Monday, December 3, 2012

Orlando


The story of Orlando takes a deep look into the differences between Gender in society. It also is a commentary on biographies. Orlando begins the story as a man, a writer, and a young child. The book spans many years (far longer than any one person could ever live). As a man, Orlando is overcome by desires for women, and there is much talk about how men become fools in front of women. They want them so much, and yet they sacrifice they're own minds to do so. Women on the other hand, have large responsibilities to be who society wishes them to be. They need to wear fancy clothes and remain innocent and chaste, yet be likable. Orlando studies both sexes, as he experiences life as both, and concludes mostly that there are few core differences. "It is a strange fact, but a true one, that up to this moment she had scarcely given her sex a thought."Orlando is the same person, as a man, and as a woman. Though the way society views him/her is quite different.
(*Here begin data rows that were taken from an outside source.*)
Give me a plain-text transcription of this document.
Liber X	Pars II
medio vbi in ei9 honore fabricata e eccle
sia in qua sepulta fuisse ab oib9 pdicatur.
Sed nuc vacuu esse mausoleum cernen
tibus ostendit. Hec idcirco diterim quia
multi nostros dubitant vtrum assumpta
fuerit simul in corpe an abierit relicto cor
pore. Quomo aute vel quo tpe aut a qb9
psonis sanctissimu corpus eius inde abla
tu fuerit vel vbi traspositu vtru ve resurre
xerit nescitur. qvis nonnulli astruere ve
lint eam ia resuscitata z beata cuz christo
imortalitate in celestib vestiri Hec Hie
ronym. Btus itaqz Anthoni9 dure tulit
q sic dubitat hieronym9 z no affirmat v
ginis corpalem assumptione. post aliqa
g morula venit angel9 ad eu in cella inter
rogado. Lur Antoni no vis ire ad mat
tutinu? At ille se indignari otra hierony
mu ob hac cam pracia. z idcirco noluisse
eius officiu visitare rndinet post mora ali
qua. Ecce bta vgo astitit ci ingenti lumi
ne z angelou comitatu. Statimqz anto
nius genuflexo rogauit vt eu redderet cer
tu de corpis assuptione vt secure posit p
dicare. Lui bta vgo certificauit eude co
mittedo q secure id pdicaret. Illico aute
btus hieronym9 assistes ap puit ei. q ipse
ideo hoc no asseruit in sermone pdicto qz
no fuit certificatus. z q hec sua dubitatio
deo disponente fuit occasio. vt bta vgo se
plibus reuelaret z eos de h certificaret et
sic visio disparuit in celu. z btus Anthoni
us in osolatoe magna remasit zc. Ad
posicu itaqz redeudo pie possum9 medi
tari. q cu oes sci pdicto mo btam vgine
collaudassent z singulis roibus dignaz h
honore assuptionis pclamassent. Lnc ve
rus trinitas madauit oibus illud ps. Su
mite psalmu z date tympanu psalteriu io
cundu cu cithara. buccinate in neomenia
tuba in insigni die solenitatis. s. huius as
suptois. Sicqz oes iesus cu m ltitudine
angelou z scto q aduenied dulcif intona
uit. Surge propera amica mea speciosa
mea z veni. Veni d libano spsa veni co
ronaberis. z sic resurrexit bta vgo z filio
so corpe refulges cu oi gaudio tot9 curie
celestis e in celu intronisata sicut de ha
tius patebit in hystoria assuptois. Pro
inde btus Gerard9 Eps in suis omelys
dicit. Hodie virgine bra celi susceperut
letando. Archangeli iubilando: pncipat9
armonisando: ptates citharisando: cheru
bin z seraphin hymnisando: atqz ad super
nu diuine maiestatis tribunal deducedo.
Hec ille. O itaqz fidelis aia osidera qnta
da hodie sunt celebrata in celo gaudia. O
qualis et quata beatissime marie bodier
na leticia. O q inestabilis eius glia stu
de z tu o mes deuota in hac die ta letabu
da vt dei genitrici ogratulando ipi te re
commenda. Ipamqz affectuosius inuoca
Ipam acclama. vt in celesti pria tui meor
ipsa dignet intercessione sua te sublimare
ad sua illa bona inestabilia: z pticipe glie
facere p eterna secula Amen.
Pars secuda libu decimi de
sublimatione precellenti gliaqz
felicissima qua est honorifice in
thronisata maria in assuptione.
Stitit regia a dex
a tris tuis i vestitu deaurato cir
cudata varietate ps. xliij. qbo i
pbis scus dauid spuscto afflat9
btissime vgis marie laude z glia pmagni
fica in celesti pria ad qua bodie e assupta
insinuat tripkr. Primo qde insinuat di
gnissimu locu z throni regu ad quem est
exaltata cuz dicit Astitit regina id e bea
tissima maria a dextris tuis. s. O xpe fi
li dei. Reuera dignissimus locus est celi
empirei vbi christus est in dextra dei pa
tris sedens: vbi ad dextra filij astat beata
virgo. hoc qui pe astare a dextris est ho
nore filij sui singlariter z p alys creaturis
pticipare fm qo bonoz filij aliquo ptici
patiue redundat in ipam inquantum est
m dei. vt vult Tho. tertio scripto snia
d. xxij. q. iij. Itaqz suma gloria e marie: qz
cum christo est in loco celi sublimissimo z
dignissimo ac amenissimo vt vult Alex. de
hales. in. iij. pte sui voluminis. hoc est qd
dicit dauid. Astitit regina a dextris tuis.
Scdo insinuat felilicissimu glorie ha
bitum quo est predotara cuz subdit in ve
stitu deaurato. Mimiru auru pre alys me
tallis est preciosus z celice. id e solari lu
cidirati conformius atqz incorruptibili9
This poses interesting questions regarding gender in today's society. Woman politicians are still rare these days, and men continue to dominate the work force and political world. This story relates to our kings and queens thesis mainly because we are creating a biography, and because the dynamic between the sexes has been an ongoing and ever changing phenomenon. Like Virginia Woolf, I find most biographies dry and dull, the do not peak my interest the way an exciting work of fiction would. But as an illustrator, it is my job to tell a story through pictures, perhaps more interesting than it might be had it been told in photographs. It will be interesting to see how the thesis topics differ when told by a man or a woman, and how the male and female monarchs have been portrayed through each.